We are a small but dedicated and active amateur group of astronomers who think adding scientific knowledge to the community by carrying out spectroscopy is not only challenging but fun!!
Many of us have been using PHD1 for guiding our target stars onto the slit gap (usually only 19 to 30micron wide!) and carrying out 5 to 10min subs...
We have discussed in the past with Craig possible enhancements to make our life easier....the nudge button was one of them, and incorporating a scalable moveable crosswire overlay (Al's Reticle)
Since the formal launch of PHD2 there has been lots of discussion on the astronomical spectroscopy group as to what "enhancements" would work for us.

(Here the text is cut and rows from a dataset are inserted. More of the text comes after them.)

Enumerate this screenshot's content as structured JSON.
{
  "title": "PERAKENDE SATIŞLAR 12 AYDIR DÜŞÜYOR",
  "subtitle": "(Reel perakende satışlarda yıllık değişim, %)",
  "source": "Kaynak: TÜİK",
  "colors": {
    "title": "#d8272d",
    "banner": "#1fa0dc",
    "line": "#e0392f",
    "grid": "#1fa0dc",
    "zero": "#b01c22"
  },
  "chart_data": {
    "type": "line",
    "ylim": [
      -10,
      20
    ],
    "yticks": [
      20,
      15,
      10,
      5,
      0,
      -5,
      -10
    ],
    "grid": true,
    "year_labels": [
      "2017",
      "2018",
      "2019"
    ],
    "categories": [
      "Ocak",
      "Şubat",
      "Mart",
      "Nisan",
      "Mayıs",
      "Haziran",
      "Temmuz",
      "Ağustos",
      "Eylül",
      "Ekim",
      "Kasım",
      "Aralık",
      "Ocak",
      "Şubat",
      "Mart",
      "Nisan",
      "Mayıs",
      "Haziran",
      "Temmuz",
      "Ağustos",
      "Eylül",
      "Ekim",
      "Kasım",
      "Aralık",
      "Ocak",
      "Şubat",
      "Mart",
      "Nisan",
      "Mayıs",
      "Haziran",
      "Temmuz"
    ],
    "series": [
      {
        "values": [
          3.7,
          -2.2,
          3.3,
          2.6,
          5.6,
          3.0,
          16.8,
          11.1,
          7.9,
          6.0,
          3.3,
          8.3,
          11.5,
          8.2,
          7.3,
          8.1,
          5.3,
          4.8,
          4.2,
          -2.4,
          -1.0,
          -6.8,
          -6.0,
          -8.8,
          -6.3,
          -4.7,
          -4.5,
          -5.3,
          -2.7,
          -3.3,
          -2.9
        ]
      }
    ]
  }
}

http://groups.yahoo.com/neo/groups/a...ns/topics/9016 To paraphrase some of the comments:
The freeze frame feature sounds a nice idea. getting the star exactly
> on the slit PHD can be frustrating when guiding on field stars (when
> guiding on the slit I use a workround which allows the guide position
> to be fixed by clicking on the illuminated slit before starting
> guiding which hopefully will still work in PHD2)
>
>
> Perhaps even better would be the ability to couple a "guide where I
> click, not where the star is" feature with a "nudge" feature (at sub
> pixel steps) for the guide position. This would allow the star to be
> moved exactly onto the slit under guider control and held there.

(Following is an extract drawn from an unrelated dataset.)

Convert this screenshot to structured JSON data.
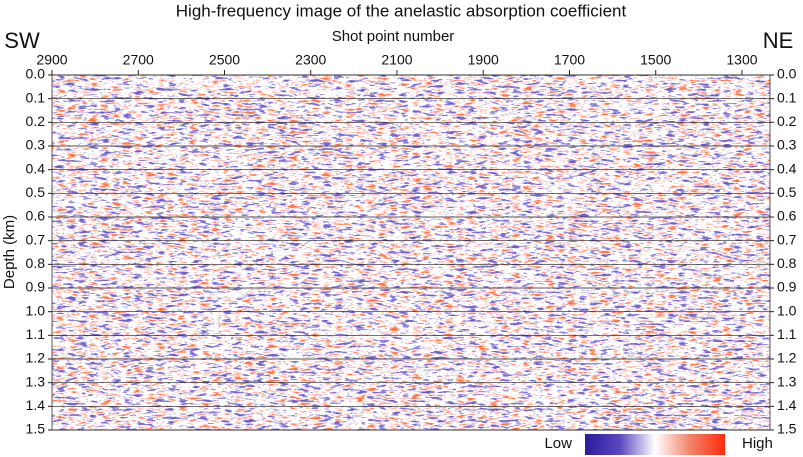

Could be good for spectroscopy perhaps if someone (sadly not me) has the programming skills to add important features like "guide where I click, not where the star is" to locate the guide point on the slit and "treat a split star image as a single star" to stop the tendency to swing from side to side on the slit.

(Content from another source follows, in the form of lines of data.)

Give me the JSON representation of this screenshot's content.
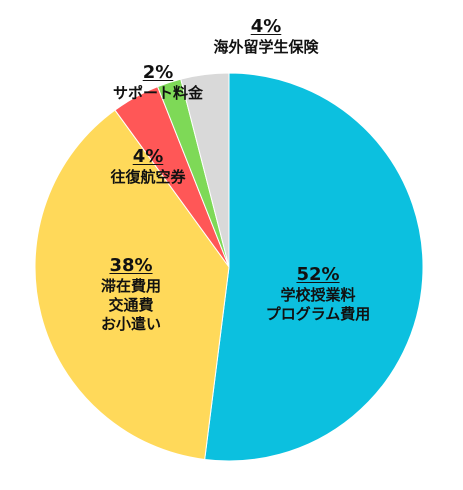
{
  "chart_data": {
    "type": "pie",
    "start": "12 o'clock",
    "direction": "clockwise",
    "slices": [
      {
        "key": "tuition",
        "percent_label": "52%",
        "value": 52,
        "label_lines": [
          "学校授業料",
          "プログラム費用"
        ],
        "color": "#0CC0DF"
      },
      {
        "key": "living",
        "percent_label": "38%",
        "value": 38,
        "label_lines": [
          "滞在費用",
          "交通費",
          "お小遣い"
        ],
        "color": "#FFD95A"
      },
      {
        "key": "airfare",
        "percent_label": "4%",
        "value": 4,
        "label_lines": [
          "往復航空券"
        ],
        "color": "#FF5757"
      },
      {
        "key": "support",
        "percent_label": "2%",
        "value": 2,
        "label_lines": [
          "サポート料金"
        ],
        "color": "#7ED957"
      },
      {
        "key": "insurance",
        "percent_label": "4%",
        "value": 4,
        "label_lines": [
          "海外留学生保険"
        ],
        "color": "#D9D9D9"
      }
    ]
  }
}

It has it's good and bad points compared to CCDSoft.
It is much more difficult to accurately position the star on the slit with PHD. I like to position the star on the slit accurately then select a guide star and start guiding on that star. This means not using continuous imaging but taking single exposures and freezing it when the star is accurately on the slit. I couldn't find an easy way to do this with PHD2. I can use single exposures with CCDSoft.
However, when I started guiding PHD uses the entire frame so I can see the slit and the guide star at the same time. This allows constant checking of the position of the target star. CCDSoft uses a small subframe around the guide star of ~20 pixels square. This is faster at downloading but means you don't have an image of the slit unless I'm guiding on the slit and target star. I only do this for bright star as dim ones dissappear on the slit. I also use CCDSoft to take the spectra so only need 1 programme running.
The end result is that both types of software work with advantages to both. CCDSoft is old software now and isn't being updated. If PHD2 can be modified to guide on the dumbell shape of a star on a slit it will have an advantage but until then I think I don't have any reason to swap.
The freeze frame feature sounds a nice idea. getting the star exactly on the slit PHD can be frustrating when guiding on field stars (when guiding on the slit I use a workround which allows the guide position to be fixed by clicking on the illuminated slit before starting guiding which hopefully will still work in PHD2)
Perhaps even better would be the ability to couple a "guide where I click, not where the star is" feature with a "nudge" feature (at sub pixel steps) for the guide position. This would allow the star to be moved exactly onto the slit under guider control and held there. Add these and a guiding algorithm which can take care of the split star image to PHD and it would be a winner.
I am currently using CCDOPS for guiding. It came free with the ST-i
camera I am using for guiding. It has the "guide where I click" and it
has a "nudge" feature although I do not know if it is at the sub pixel
level. I haven't tried the latter feature, yet, and so I don't know how
well it works.
Would the development group be prepared to assist in implementing these types of enhancements??